Dyson's breakthrough in the UK market, more than 10 years after the initial idea, was through a TV advertising campaign that emphasized that, unlike its rivals, it did not require the continuing purchase of replacement bags. At that time, the UK market for disposable cleaner bags was £100m. The slogan of 'say goodbye to the bag' proved more attractive to the buying public than a previous emphasis on the suction efficiency that its technology delivers. Ironically, the previous step change in domestic vacuum cleaner design had been the introduction of the disposable bag - users being prepared to pay extra for the convenience of dustless emptying.
Following his success the other major manufacturers began to market their own bagless vacuum cleaners. Dyson sued Hoover UK for patent infringement and won (around $5 million in damages). Dyson dedicated two decades of his life to improving and marketing vacuum cleaners. Recently, his manufacturing plant moved from Malmesbury in the UK to Malaysia, partly for economic reasons and partly because of difficulty acquiring land for expansion. Eight hundred people lost their jobs. The company's headquarters and research facilities remain in Malmesbury.
Dyson later stated that due to the cost savings from transferring production to Malaysia he was able to invest in R&D at Malmesbury. Dyson currently employs more people in the UK than he did before the transfer of manufacturing to Malaysia.
In 2005 Dyson added the wheel ball from his Ballbarrow into a vacuum cleaner.
Dyson is outspoken on the subjects of design, engineering and innovation, although his success is arguably due equally to astute marketing and manufacturing than to any of those.
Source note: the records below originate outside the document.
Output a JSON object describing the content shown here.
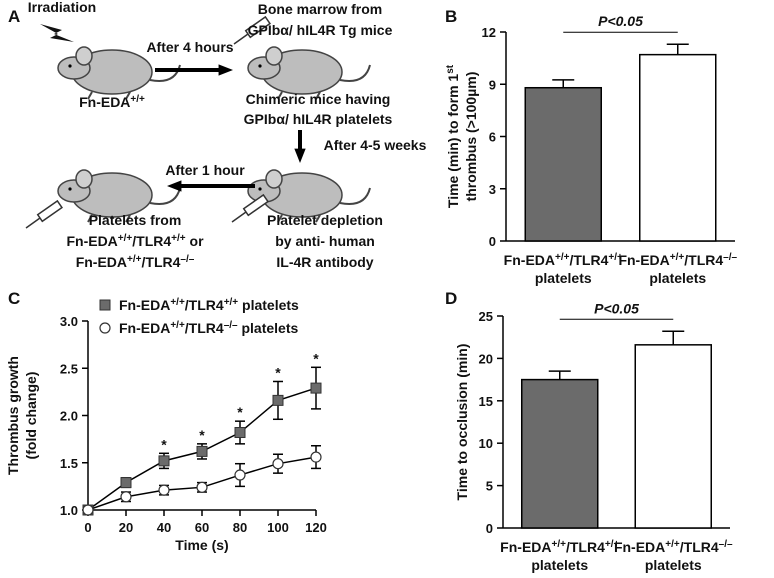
{
  "diagram": {
    "panel_label": "A",
    "texts": [
      [
        "Irradiation"
      ],
      [
        "After 4 hours"
      ],
      [
        "Fn-EDA",
        "+/+"
      ],
      [
        "Bone marrow from"
      ],
      [
        "GPIbα/ hIL4R Tg mice"
      ],
      [
        "Chimeric mice having"
      ],
      [
        "GPIbα/ hIL4R platelets"
      ],
      [
        "After 4-5 weeks"
      ],
      [
        "After 1 hour"
      ],
      [
        "Platelets from"
      ],
      [
        "Fn-EDA",
        "+/+",
        "/TLR4",
        "+/+",
        " or"
      ],
      [
        "Fn-EDA",
        "+/+",
        "/TLR4",
        "–/–"
      ],
      [
        "Platelet depletion"
      ],
      [
        "by anti- human"
      ],
      [
        "IL-4R antibody"
      ]
    ]
  },
  "chart_data": [
    {
      "type": "bar",
      "panel_label": "B",
      "y_label": [
        [
          "Time (min) to form 1",
          "st"
        ],
        [
          "thrombus (>100µm)"
        ]
      ],
      "categories": [
        [
          [
            "Fn-EDA",
            "+/+",
            "/TLR4",
            "+/+"
          ],
          [
            "platelets"
          ]
        ],
        [
          [
            "Fn-EDA",
            "+/+",
            "/TLR4",
            "–/–"
          ],
          [
            "platelets"
          ]
        ]
      ],
      "values": [
        8.8,
        10.7
      ],
      "errors": [
        0.45,
        0.6
      ],
      "colors": [
        "#6b6b6b",
        "#ffffff"
      ],
      "ylim": [
        0,
        12
      ],
      "yticks": [
        0,
        3,
        6,
        9,
        12
      ],
      "annotation": "P<0.05"
    },
    {
      "type": "line",
      "panel_label": "C",
      "y_label": [
        [
          "Thrombus growth"
        ],
        [
          "(fold change)"
        ]
      ],
      "x_label": "Time (s)",
      "x": [
        0,
        20,
        40,
        60,
        80,
        100,
        120
      ],
      "xlim": [
        0,
        120
      ],
      "xticks": [
        0,
        20,
        40,
        60,
        80,
        100,
        120
      ],
      "ylim": [
        1,
        3
      ],
      "yticks": [
        {
          "value": 1,
          "label": "1.0"
        },
        {
          "value": 1.5,
          "label": "1.5"
        },
        {
          "value": 2,
          "label": "2.0"
        },
        {
          "value": 2.5,
          "label": "2.5"
        },
        {
          "value": 3,
          "label": "3.0"
        }
      ],
      "series": [
        {
          "name": [
            "Fn-EDA",
            "+/+",
            "/TLR4",
            "+/+",
            " platelets"
          ],
          "color": "#6b6b6b",
          "marker": "square",
          "values": [
            1.0,
            1.29,
            1.52,
            1.62,
            1.82,
            2.16,
            2.29
          ],
          "errors": [
            0,
            0.05,
            0.08,
            0.08,
            0.12,
            0.2,
            0.22
          ]
        },
        {
          "name": [
            "Fn-EDA",
            "+/+",
            "/TLR4",
            "–/–",
            " platelets"
          ],
          "color": "#ffffff",
          "marker": "circle",
          "values": [
            1.0,
            1.14,
            1.21,
            1.24,
            1.37,
            1.49,
            1.56
          ],
          "errors": [
            0,
            0.05,
            0.05,
            0.05,
            0.12,
            0.1,
            0.12
          ]
        }
      ],
      "annotations": [
        {
          "text": "*",
          "x": 40
        },
        {
          "text": "*",
          "x": 60
        },
        {
          "text": "*",
          "x": 80
        },
        {
          "text": "*",
          "x": 100
        },
        {
          "text": "*",
          "x": 120
        }
      ]
    },
    {
      "type": "bar",
      "panel_label": "D",
      "y_label": [
        [
          "Time to occlusion (min)"
        ]
      ],
      "categories": [
        [
          [
            "Fn-EDA",
            "+/+",
            "/TLR4",
            "+/+"
          ],
          [
            "platelets"
          ]
        ],
        [
          [
            "Fn-EDA",
            "+/+",
            "/TLR4",
            "–/–"
          ],
          [
            "platelets"
          ]
        ]
      ],
      "values": [
        17.5,
        21.6
      ],
      "errors": [
        1.0,
        1.6
      ],
      "colors": [
        "#6b6b6b",
        "#ffffff"
      ],
      "ylim": [
        0,
        25
      ],
      "yticks": [
        0,
        5,
        10,
        15,
        20,
        25
      ],
      "annotation": "P<0.05"
    }
  ]
}
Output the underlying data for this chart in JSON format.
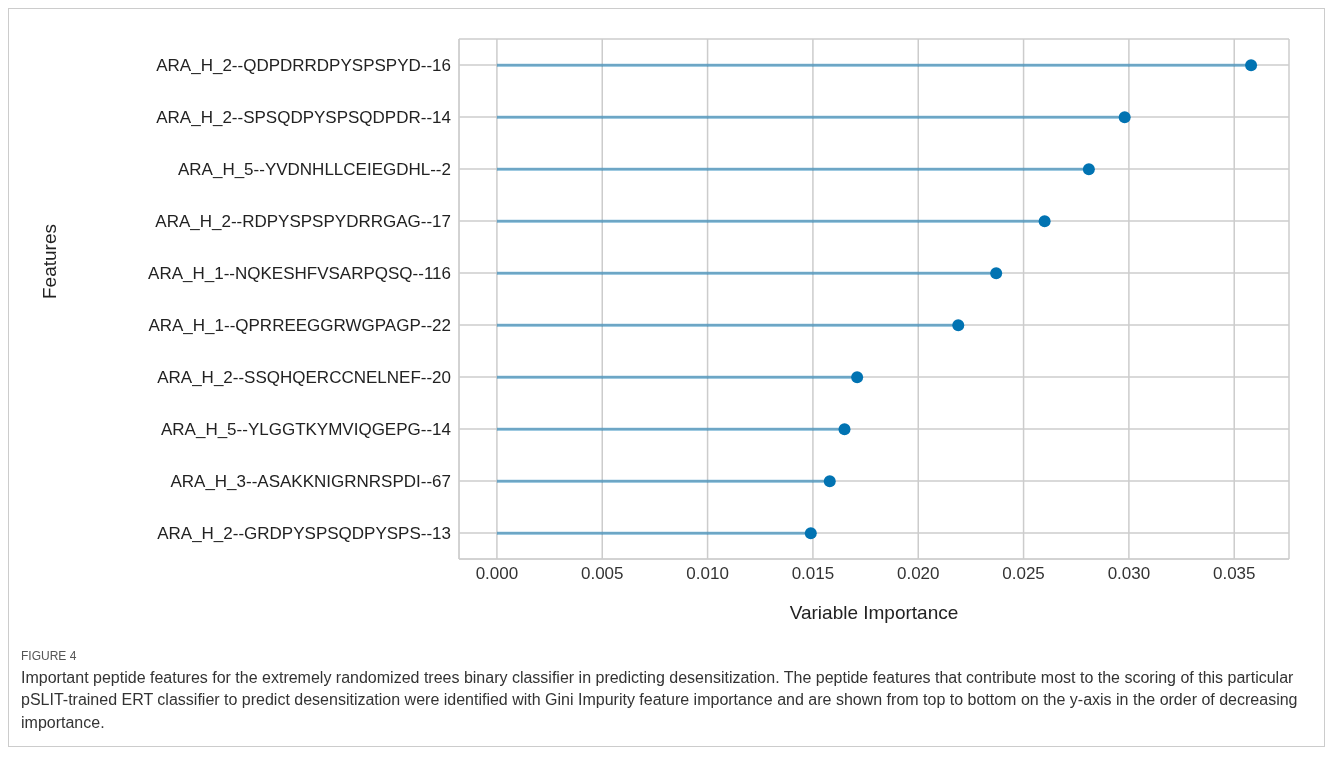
{
  "chart_data": {
    "type": "lollipop",
    "orientation": "horizontal",
    "categories": [
      "ARA_H_2--QDPDRRDPYSPSPYD--16",
      "ARA_H_2--SPSQDPYSPSQDPDR--14",
      "ARA_H_5--YVDNHLLCEIEGDHL--2",
      "ARA_H_2--RDPYSPSPYDRRGAG--17",
      "ARA_H_1--NQKESHFVSARPQSQ--116",
      "ARA_H_1--QPRREEGGRWGPAGP--22",
      "ARA_H_2--SSQHQERCCNELNEF--20",
      "ARA_H_5--YLGGTKYMVIQGEPG--14",
      "ARA_H_3--ASAKKNIGRNRSPDI--67",
      "ARA_H_2--GRDPYSPSQDPYSPS--13"
    ],
    "values": [
      0.0358,
      0.0298,
      0.0281,
      0.026,
      0.0237,
      0.0219,
      0.0171,
      0.0165,
      0.0158,
      0.0149
    ],
    "color": "#0173b2",
    "xlim": [
      -0.0018,
      0.0376
    ],
    "xticks": [
      {
        "value": 0,
        "label": "0.000"
      },
      {
        "value": 0.005,
        "label": "0.005"
      },
      {
        "value": 0.01,
        "label": "0.010"
      },
      {
        "value": 0.015,
        "label": "0.015"
      },
      {
        "value": 0.02,
        "label": "0.020"
      },
      {
        "value": 0.025,
        "label": "0.025"
      },
      {
        "value": 0.03,
        "label": "0.030"
      },
      {
        "value": 0.035,
        "label": "0.035"
      }
    ],
    "xlabel": "Variable Importance",
    "ylabel": "Features",
    "grid": true,
    "marker": "circle",
    "annotations": [
      "FIGURE 4",
      "Important peptide features for the extremely randomized trees binary classifier in predicting desensitization. The peptide features that contribute most to the scoring of this particular pSLIT-trained ERT classifier to predict desensitization were identified with Gini Impurity feature importance and are shown from top to bottom on the y-axis in the order of decreasing importance."
    ]
  }
}
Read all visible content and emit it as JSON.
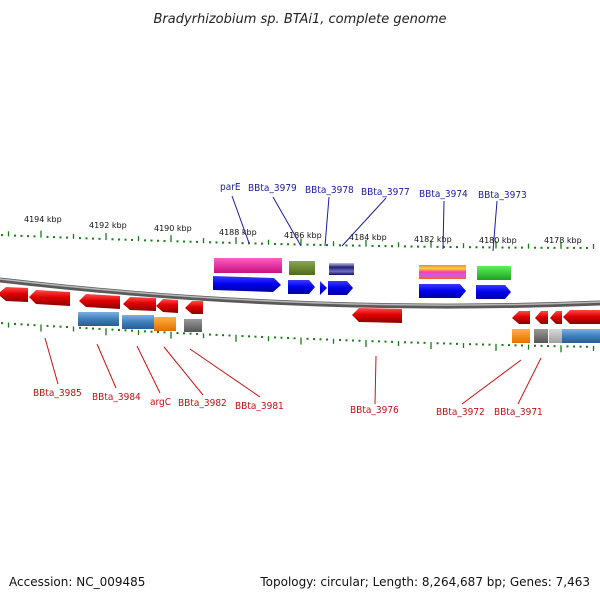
{
  "title": "Bradyrhizobium sp. BTAi1, complete genome",
  "footer": {
    "accession": "Accession: NC_009485",
    "topology": "Topology: circular; Length: 8,264,687 bp; Genes: 7,463"
  },
  "kbp_labels": [
    "4194 kbp",
    "4192 kbp",
    "4190 kbp",
    "4188 kbp",
    "4186 kbp",
    "4184 kbp",
    "4182 kbp",
    "4180 kbp",
    "4178 kbp"
  ],
  "top_gene_labels": [
    "parE",
    "BBta_3979",
    "BBta_3978",
    "BBta_3977",
    "BBta_3974",
    "BBta_3973"
  ],
  "bottom_gene_labels": [
    "BBta_3985",
    "BBta_3984",
    "argC",
    "BBta_3982",
    "BBta_3981",
    "BBta_3976",
    "BBta_3972",
    "BBta_3971"
  ],
  "colors": {
    "forward_strand": "#0a0af0",
    "reverse_strand": "#e00000",
    "tick": "#1a7a1a",
    "backbone": "#888888",
    "label_top": "#1a1aa6",
    "label_bottom": "#c01010"
  }
}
a) Dyson patent filing, b) Tokyo Shibauru patent filing 1981
Tokyo Shibaura Electric,
Japan, developed a nearly identical idea of a bladeless desktop fan in
1981, though it is was never manufactured.
The lack of blades also means the Air Multiplier doesn't need to be cleaned or dusted externally, but may coke up internally. We also like that it has a 'dimmer' type switch instead of the usual slow, medium, and fast settings on conventional fans. This means you can set the intensity of the airflow to exactly what you need.
In 2002 Dyson envisioned a realisation of the illusions depicted in the lithographs of Dutch artist M.C. Escher. Engineer Derek Phillips was able to accomplish the task after a year of work, creating a water sculpture in which the water appears to flow up to the tops of four ramps arranged in a square, before cascading to the bottom of the next ramp. The creation titled Wrong Garden, was displayed at the Chelsea Flower Show in the spring of 2003. The illusion is accomplished with water containing air bubbles pumped through a chamber underneath the transparent glass ramps to a slit at the top from which the bulk of the water cascades down. This makes it appear that the water is flowing up, when actually a small amount of water diverted from the slit at the top flows back down the ramps in a thin layer.
Quotes: "I just want things to work properly."